Lanier calls a “culture of sadism” has gone mainstream. In some
countries anonymity and mob behavior have resulted in actual witch
hunts. “In 2007,” Mr. Lanier reports, “a series of ‘Scarlet Letter’
postings in China incited online throngs to hunt down accused
adulterers. In 2008, the focus shifted to Tibet sympathizers.”

Mr. Lanier sensibly notes that the “wisdom of crowds” is a tool that
should be used selectively, not glorified for its own sake. Of Wikipedia
he writes that “it’s great that we now enjoy a cooperative pop culture
concordance” but argues that the site’s ethos ratifies the notion that
the individual voice — even the voice of an expert — is eminently
dispensable, and “the idea that the collective is closer to the truth.”
He complains that Wikipedia suppresses the sound of individual voices,
and similarly contends that the rigid format of Facebook turns
individuals into “multiple-choice identities.”
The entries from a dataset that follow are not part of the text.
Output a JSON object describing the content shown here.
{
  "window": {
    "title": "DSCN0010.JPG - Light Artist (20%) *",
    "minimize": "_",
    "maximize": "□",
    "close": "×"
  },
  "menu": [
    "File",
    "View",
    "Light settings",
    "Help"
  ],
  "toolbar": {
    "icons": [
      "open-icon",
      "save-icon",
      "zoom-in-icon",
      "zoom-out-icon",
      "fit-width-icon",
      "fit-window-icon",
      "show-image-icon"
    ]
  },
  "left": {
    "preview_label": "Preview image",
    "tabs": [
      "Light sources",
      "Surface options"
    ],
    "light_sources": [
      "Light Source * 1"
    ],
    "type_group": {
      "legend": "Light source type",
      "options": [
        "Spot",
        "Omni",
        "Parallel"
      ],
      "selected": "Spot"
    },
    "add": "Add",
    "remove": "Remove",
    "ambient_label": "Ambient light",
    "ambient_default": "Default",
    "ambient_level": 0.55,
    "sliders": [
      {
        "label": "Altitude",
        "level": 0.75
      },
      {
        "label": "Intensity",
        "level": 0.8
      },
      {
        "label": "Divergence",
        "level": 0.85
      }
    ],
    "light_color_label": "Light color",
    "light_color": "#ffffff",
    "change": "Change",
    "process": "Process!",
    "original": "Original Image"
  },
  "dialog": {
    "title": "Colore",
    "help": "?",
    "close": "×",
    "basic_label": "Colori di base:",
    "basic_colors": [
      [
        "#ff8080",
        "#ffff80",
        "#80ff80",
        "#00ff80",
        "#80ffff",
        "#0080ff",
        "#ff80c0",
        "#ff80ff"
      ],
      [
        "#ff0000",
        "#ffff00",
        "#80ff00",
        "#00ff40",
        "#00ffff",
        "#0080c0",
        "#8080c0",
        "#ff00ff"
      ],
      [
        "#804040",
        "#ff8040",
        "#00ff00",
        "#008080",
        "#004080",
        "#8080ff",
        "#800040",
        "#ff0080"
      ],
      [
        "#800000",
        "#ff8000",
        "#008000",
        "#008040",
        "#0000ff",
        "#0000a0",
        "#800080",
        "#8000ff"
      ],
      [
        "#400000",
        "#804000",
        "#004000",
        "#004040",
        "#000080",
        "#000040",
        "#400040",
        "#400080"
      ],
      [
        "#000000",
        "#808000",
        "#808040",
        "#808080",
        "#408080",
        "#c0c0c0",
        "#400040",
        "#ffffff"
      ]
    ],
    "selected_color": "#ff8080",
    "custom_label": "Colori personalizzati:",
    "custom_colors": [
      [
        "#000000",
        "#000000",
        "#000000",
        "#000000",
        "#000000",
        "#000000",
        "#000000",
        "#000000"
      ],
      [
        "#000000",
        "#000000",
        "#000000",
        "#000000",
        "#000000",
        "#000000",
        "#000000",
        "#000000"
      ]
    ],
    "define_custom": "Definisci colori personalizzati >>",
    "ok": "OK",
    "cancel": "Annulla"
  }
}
Like Andrew Keen in “The Cult of the Amateur,” Mr. Lanier is most
eloquent on how intellectual property is threatened by the economics of
free Internet content, crowd dynamics and the popularity of aggregator
sites. “An impenetrable tone deafness rules Silicon Valley when it comes
to the idea of authorship,” he writes, recalling the Wired editor Kevin
Kelly’s 2006 prediction that the mass scanning of books would one day
create a universal library in which no book would be an island — in
effect, one humongous text, made searchable and remixable on the Web.

“It might start to happen in the next decade or so,” Mr. Lanier writes.
“Google and other companies are scanning library books into the cloud in
a massive Manhattan Project of cultural digitization. What happens next
is what’s important. If the books in the cloud are accessed via user
interfaces that encourage mashups of fragments that obscure the context
and authorship of each fragment, there will be only one book. This is
what happens today with a lot of content; often you don’t know where a
quoted fragment from a news story came from, who wrote a comment, or who
shot a video.”

While this development might sound like a good thing for consumers — so
much free stuff! — it makes it difficult for people to discern the
source, point of view and spin factor of any particular fragment they
happen across on the Web, while at the same time encouraging content
producers, in Mr. Lanier’s words, “to treat the fruits of their
intellects and imaginations as fragments to be given without pay to the
hive mind.” A few lucky people, he notes, can benefit from the
configuration of the new system, spinning their lives into “still-novel
marketing” narratives, as in the case, say, of Diablo Cody, “who worked
as a stripper, can blog and receive enough attention to get a book
contract, and then have the opportunity to have her script made into a
movie — in this case, the widely acclaimed ‘Juno.’ ” He fears, however,
that “the vast majority of journalists, musicians, artists and
filmmakers” are “staring into career oblivion because of our failed
digital idealism.”

Paradoxically enough, the same old media that is being destroyed by the
Net drives an astonishing amount of online chatter. “Comments about TV
shows, major movies, commercial music releases, and video games must be
responsible for almost as much bit traffic as porn,” Mr. Lanier
observes. “There is certainly nothing wrong with that, but since the Web
is killing the old media, we face a situation in which culture is
effectively eating its own seed stock.”

In other passages in this provocative and sure-to-be-controversial book
he goes even further, suggesting that “pop culture has entered into a
nostalgic malaise,” that “online culture is dominated by trivial mashups
of the culture that existed before the onset of mashups, and by fandom
responding to the dwindling outposts of centralized mass media.”

Online culture, he goes on, “is a culture of reaction without action”
and rationalizations that “we were entering a transitional lull before a
creative storm” are just that — rationalizations. “The sad truth,” he
concludes, “is that we were not passing through a momentary lull before
a storm. We had instead entered a persistent somnolence, and I have come
to believe that we will only escape it when we kill the hive.”